We have a duty in any field to communicate openly and clearly. So how do we do this successfully in academia when a lot of said academics just want to do the research? Using creativity to communicate shouldn’t be underestimated, I mean yes know your audience, but a little brain teaser or god forbid a game, gets even the most superior-minded thinking.
I recently went to a research workshop that explored creativity in science communication and it was very levelling, everyone in the room participated, from us lowly PhD students to the director of a research institute. And yes it was a little silly and involved drawing and (shock horror!) talking to one another, but it really got the brains thinking. And apparently we all love trees!
A friend of mine (who teaches what could be described as a fairly difficult audience) has a great starter for a lesson, the students have to answer the register with an animal noise, and it has to be a different noise to anyone else. Daft? Totally! But it gets them thinking, and almost more importantly, listening to one another.

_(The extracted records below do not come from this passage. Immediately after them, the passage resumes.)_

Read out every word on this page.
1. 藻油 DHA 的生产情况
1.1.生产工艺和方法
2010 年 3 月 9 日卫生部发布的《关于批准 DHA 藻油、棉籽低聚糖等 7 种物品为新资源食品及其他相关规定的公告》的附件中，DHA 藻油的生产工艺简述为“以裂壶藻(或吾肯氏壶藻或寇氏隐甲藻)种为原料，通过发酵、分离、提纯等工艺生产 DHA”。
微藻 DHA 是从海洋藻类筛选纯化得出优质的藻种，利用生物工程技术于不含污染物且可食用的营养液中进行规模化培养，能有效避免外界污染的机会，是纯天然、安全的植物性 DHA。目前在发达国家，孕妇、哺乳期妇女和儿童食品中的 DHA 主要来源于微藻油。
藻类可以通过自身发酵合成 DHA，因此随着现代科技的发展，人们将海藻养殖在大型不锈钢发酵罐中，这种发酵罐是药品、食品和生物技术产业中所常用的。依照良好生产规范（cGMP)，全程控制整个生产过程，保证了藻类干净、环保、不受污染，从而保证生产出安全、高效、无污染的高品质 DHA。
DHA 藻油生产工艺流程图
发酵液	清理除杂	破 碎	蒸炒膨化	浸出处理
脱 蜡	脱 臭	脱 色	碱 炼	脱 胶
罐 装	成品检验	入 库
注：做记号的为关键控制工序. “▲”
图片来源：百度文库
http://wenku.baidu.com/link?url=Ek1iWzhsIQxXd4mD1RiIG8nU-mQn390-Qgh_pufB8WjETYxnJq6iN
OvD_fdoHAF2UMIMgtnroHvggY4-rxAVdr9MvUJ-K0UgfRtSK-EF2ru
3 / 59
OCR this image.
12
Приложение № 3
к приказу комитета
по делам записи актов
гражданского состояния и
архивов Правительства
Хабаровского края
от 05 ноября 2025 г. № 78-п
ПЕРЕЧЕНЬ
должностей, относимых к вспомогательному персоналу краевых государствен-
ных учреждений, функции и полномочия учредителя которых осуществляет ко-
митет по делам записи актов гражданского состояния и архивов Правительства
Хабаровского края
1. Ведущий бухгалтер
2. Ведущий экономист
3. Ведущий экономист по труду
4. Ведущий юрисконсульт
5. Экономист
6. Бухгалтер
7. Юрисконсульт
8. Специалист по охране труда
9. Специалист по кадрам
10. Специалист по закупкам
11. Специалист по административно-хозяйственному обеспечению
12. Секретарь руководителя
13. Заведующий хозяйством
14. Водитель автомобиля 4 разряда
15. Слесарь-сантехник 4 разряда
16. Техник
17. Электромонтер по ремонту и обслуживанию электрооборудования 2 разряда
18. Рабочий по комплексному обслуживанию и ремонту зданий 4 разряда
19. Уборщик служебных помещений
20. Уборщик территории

I can say that academia seems to be pulling its socks up since the last time I had the pleasure of full-time education. York University (not that I’m biased) certainly seem to have lots of opportunities for PhD students to improve their communication skills, from training to active participation in things like the 3 minute thesis competition. So hopefully our newer generation of academics will be more dynamic and engaging, and be faced with less nappage in the lecture hall (mind you there will always be one, yes I’m looking at you my lovely ex-roomie who once drank the entire shot menu in Baa Bar…).
We should never underestimate the importance of chucking in a curve ball in any kind of communication. I’m speaking largely from a classroom point of view here, but there’s no reason that similar principles can’t be utilised in a professional setting. Get them to use Twitter as part of a presentation, do a Kahoot, hell, get them to play computer games like this air quality partnership in Nairobi led by the Stockholm Environment Institute.
In this day and age there are a multitude of tools for effective communication, both technological and less so (moo, baa, woof), so there’s really no excuse for death by PowerPoint.